3D documentary film on the Ju52 airplane
tpc has also made a 45 minute Stereo3D documentary film about the famous Junkers Ju52 aircraft. “In the whole world, there are only eight Ju52s which are still able to fly, and only six of these can transport passengers. Four of these airplanes are in Dubendorf in Switzerland, so this is where we went to make the film,” says Donovan Courtney. As well as Stereo3D air views showing the Ju52 shot from a helicopter, the film also includes old original footage which tpc converted from 2D to 3D. “We used 2D/3D conversion exclusively for archive material, because it is obviously not possible to re-shoot it in 3D.”
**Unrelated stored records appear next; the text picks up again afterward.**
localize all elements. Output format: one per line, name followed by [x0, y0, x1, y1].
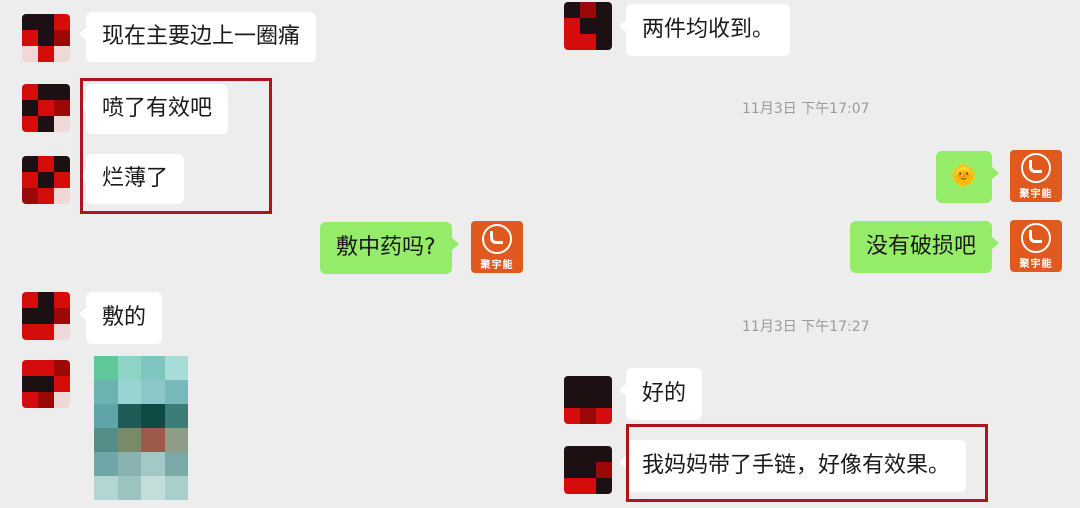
brand-avatar[interactable]: 聚宇能 — [1010, 150, 1062, 202]
brand-name: 聚宇能 — [1019, 188, 1053, 200]
brand-name: 聚宇能 — [480, 259, 514, 271]
brand-logo-icon — [1021, 152, 1051, 183]
incoming-message-bubble[interactable]: 两件均收到。 — [618, 4, 791, 56]
incoming-message-bubble[interactable]: 好的 — [618, 368, 703, 420]
outgoing-message-bubble[interactable]: 敷中药吗? — [320, 222, 459, 274]
incoming-message-bubble[interactable]: 现在主要边上一圈痛 — [78, 12, 317, 62]
contact-avatar[interactable] — [564, 446, 612, 494]
outgoing-message-bubble[interactable]: 没有破损吧 — [850, 221, 1000, 273]
brand-logo-icon — [482, 223, 512, 254]
contact-avatar[interactable] — [22, 292, 70, 340]
contact-avatar[interactable] — [22, 360, 70, 408]
highlight-box — [80, 78, 272, 214]
brand-name: 聚宇能 — [1019, 258, 1053, 270]
brand-avatar[interactable]: 聚宇能 — [1010, 220, 1062, 272]
brand-logo-icon — [1021, 222, 1051, 253]
timestamp: 11月3日 下午17:07 — [742, 101, 870, 117]
outgoing-message-bubble[interactable]: 🌞 — [936, 151, 999, 203]
contact-avatar[interactable] — [22, 14, 70, 62]
highlight-box — [626, 424, 988, 502]
contact-avatar[interactable] — [564, 376, 612, 424]
left-chat-panel: 现在主要边上一圈痛 喷了有效吧 烂薄了 敷中药吗? 聚宇能 敷的 — [0, 0, 540, 508]
contact-avatar[interactable] — [564, 2, 612, 50]
timestamp: 11月3日 下午17:27 — [742, 319, 870, 335]
brand-avatar[interactable]: 聚宇能 — [471, 221, 523, 273]
image-message[interactable] — [94, 356, 188, 500]
incoming-message-bubble[interactable]: 敷的 — [78, 292, 163, 344]
contact-avatar[interactable] — [22, 156, 70, 204]
sun-face-emoji-icon: 🌞 — [950, 164, 978, 189]
contact-avatar[interactable] — [22, 84, 70, 132]
right-chat-panel: 两件均收到。 11月3日 下午17:07 🌞 聚宇能 没有破损吧 聚宇能 11月… — [540, 0, 1080, 508]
3D requires a new way of storytelling. “When producing in Stereo3D, it is important not to make too many fast cuts or these may cause discomfort for the viewer,” Courtney explains. In Stereo3D films, special attention must be given to pre-production; when deciding which camera rigs are to be used, the production format has to be taken into account. “You must plan the whole sequence of edits,” Sascha Klement explains. When producing TV films, this is not always applied. “But when producing in Stereo3D, you must take into account the depth of the picture at the storyboarding stage.”
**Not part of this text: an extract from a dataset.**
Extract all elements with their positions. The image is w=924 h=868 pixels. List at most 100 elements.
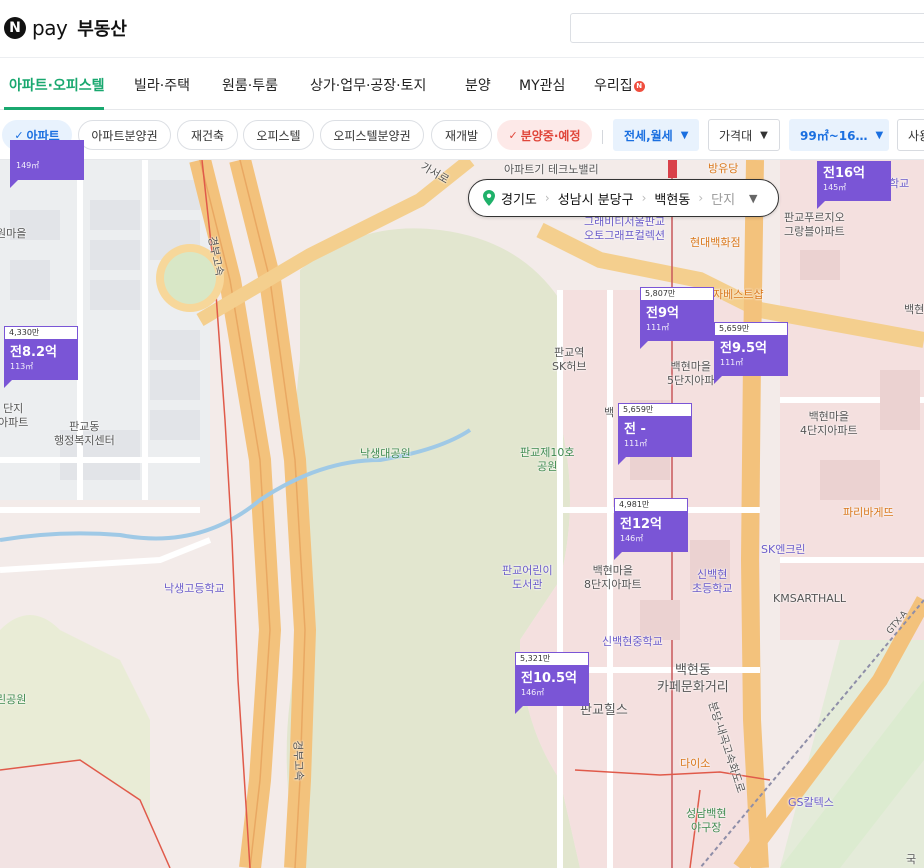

Stereo3D shoots also require more staff on set. As well as the stereographer, a second camera assistant is also needed. “For this reason 3D productions are inevitably more expensive. However, the shooting time is only longer by about ten or twenty percent,” Klement says, adding that for the future, film academies will need to offer professional training for stereographers and camera assistants as well as corresponding workshops.
Hands-on workshop for EBU members
In August 2010, tpc held a two day hands-on workshop for EBU (European Broadcast Union) members. “In cooperation with the EBU we showed how to produce in 3D,” says Sascha Klement. In addition to hands-on training, editing of 3D productions was shown in the workshop’s technical-practical sessions. The business-related element of the workshop was designed to show to colleagues from public broadcasting all the options when moving into Stereo3D production. “People are not sure about the time and money they have to invest into Stereo3D”, Klement adds, “so it’s important to show them different business models which will permit them to refinance their investment into new technologies. We are very happy to share our know-how with our colleagues in the EBU and any other broadcasters or production houses who are interested.” tpc is also involved in the 3D Study Group of the EBU, which is currently developing 3D broadcast standards.
“There is a great opportunity for the Stereo3D format in event productions. If the producers put a working technology into the market which allows 3D to be viewed without 3D glasses, this new technology will take hold faster than anyone might think,” concluded Gregor Sonderegger, project manager in the newsroom of Swiss TV (SF).